Quels sont les délais réels pour être entendu par un juge ?

En 2024, le délai moyen au Québec pour être entendu aux petites créances était d’environ 752 jours. À Montréal, le délai médian pour qu’un jugement soit rendu atteignait près de 29 mois.
Sources
https://www.protegez-vous.ca/nouvelles/argent/poursuite-aux-petites-creances-la-mediation-vous-fera-gagner-beaucoup-de-temps
https://www.acqc.ca/fr/actualite/delais-aux-petites-creances

Quels types de litiges sont les plus fréquents ?

Les catégories les plus courantes sont les litiges de consommation, les contrats de services, la vente de biens, les vices cachés, les baux de logement et le recouvrement de dettes.
Source
https://cdn-contenu.quebec.ca/cdn-contenu/adm/min/justice/publications-adm/acces-information/decisions/2024/DAI_no_BSM-2024-003601.pdf

La médiation est-elle vraiment efficace aux petites créances ?

Oui.
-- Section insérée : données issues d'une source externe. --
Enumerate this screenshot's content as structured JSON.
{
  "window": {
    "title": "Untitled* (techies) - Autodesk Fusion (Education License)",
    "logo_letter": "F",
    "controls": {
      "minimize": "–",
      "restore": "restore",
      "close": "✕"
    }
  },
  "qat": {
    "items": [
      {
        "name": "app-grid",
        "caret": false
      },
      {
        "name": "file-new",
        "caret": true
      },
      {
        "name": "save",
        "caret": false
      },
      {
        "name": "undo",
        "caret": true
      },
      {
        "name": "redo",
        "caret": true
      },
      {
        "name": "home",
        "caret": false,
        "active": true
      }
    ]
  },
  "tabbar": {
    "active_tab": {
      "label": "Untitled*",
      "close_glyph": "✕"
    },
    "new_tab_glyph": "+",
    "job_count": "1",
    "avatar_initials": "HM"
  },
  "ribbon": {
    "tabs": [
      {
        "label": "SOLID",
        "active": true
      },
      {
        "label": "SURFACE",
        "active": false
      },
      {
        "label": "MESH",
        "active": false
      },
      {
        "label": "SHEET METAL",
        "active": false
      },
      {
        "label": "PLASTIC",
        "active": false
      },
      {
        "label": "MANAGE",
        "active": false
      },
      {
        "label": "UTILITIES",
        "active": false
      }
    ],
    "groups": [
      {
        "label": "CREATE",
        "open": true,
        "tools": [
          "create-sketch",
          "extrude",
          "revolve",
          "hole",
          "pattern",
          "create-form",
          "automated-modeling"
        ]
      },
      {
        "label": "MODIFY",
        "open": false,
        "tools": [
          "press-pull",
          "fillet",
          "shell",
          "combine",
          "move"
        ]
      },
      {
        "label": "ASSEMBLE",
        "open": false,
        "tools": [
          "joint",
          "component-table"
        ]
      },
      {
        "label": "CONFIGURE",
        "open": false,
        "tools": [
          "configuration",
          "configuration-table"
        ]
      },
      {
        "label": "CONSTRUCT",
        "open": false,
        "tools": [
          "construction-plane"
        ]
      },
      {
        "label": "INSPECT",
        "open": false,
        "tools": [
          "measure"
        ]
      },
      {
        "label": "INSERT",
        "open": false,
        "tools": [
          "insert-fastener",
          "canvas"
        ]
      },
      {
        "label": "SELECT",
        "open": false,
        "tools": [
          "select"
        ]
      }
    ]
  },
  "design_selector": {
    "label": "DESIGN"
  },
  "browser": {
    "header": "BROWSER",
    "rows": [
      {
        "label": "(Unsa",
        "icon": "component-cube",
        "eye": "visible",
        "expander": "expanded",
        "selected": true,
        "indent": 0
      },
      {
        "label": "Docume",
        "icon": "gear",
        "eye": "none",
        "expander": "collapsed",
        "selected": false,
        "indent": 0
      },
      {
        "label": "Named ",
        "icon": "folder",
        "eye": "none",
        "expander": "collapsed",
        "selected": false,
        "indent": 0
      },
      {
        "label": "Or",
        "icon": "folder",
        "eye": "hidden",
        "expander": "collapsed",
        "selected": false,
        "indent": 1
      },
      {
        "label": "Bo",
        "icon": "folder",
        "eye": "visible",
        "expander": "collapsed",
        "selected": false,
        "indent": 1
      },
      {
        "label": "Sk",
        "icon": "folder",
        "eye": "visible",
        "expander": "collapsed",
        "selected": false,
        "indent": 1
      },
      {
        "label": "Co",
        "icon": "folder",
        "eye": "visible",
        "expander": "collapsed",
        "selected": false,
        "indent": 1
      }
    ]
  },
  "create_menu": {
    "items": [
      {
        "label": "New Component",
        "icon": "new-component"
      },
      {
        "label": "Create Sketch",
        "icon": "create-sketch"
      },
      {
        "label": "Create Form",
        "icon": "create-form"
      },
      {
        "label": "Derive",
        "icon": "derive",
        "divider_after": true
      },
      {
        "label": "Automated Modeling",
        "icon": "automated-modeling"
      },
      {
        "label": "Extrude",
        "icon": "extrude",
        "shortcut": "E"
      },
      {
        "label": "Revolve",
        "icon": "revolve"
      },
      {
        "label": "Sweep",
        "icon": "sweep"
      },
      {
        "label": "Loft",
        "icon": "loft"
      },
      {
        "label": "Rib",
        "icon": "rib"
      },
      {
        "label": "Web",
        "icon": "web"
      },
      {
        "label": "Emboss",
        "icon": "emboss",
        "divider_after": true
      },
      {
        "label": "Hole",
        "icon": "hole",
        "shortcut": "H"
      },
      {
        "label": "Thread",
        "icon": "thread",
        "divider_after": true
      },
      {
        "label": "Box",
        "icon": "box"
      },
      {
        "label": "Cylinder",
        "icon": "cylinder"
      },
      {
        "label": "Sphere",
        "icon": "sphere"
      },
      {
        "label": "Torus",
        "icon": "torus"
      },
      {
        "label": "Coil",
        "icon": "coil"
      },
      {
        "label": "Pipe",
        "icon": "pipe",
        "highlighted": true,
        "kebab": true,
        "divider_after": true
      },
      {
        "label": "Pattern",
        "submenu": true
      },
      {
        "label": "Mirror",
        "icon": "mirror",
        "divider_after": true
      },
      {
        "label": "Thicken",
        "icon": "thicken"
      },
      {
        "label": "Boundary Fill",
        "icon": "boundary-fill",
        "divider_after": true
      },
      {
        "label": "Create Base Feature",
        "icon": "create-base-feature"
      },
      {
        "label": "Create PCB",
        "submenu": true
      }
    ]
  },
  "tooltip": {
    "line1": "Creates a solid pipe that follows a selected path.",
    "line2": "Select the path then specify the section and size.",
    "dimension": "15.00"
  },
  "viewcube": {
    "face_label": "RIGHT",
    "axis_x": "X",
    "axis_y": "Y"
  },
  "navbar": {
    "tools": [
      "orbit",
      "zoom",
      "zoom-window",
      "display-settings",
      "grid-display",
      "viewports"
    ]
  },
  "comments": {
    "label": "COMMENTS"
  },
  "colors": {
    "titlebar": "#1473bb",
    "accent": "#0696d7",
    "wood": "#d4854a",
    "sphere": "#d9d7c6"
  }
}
Le taux de réussite de la médiation est d’environ 60 % pour les dossiers de 5 000 $ et moins, et de 55 % pour ceux de plus de 5 000 $. Dans plusieurs districts, elle permet de régler un litige en quelques mois plutôt qu’en plusieurs années.
Source
https://www.protegez-vous.ca/nouvelles/argent/poursuite-aux-petites-creances-la-mediation-vous-fera-gagner-beaucoup-de-temps

Peut-on consulter un avocat même si la représentation est interdite à l’audience ?

Oui. La consultation en amont est permise et fortement recommandée pour structurer le dossier, préparer la preuve, rédiger la mise en demeure et optimiser la stratégie de médiation.
Sources
https://performance.gouv.qc.ca/tableau-de-bord/resultats-detailles/justice
https://www.barreaudemontreal.qc.ca/wp-content/uploads/rapportannuel2024-2025.pdf

Pourquoi tant de dossiers échouent-ils aux petites créances ?
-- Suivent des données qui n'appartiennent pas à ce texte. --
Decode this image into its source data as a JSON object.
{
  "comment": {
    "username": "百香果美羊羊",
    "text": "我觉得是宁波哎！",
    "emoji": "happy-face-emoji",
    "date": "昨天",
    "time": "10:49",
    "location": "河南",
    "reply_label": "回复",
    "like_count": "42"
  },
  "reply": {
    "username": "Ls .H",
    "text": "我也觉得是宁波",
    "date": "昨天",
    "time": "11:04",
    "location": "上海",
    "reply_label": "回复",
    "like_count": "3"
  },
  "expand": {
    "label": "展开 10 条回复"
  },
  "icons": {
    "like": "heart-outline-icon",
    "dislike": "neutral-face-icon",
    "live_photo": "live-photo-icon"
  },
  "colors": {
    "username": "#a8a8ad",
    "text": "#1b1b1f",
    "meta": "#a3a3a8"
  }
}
De nombreux dossiers sont rejetés ou partiellement accueillis en raison d’erreurs de preuve, de mauvaise qualification juridique ou d’un manque de préparation, malgré des délais d’attente très longs.
Sources
https://performance.gouv.qc.ca/tableau-de-bord/resultats-detailles/justice
https://www.protegez-vous.ca/argent/guide-complet-pour-les-petites-creances

Quand vaut-il mieux éviter les petites créances ?

Lorsque les enjeux dépassent le plafond de 15 000 $, lorsque le dossier est juridiquement complexe ou lorsque plusieurs parties sont impliquées, un recours devant la Cour du Québec avec représentation peut être plus approprié.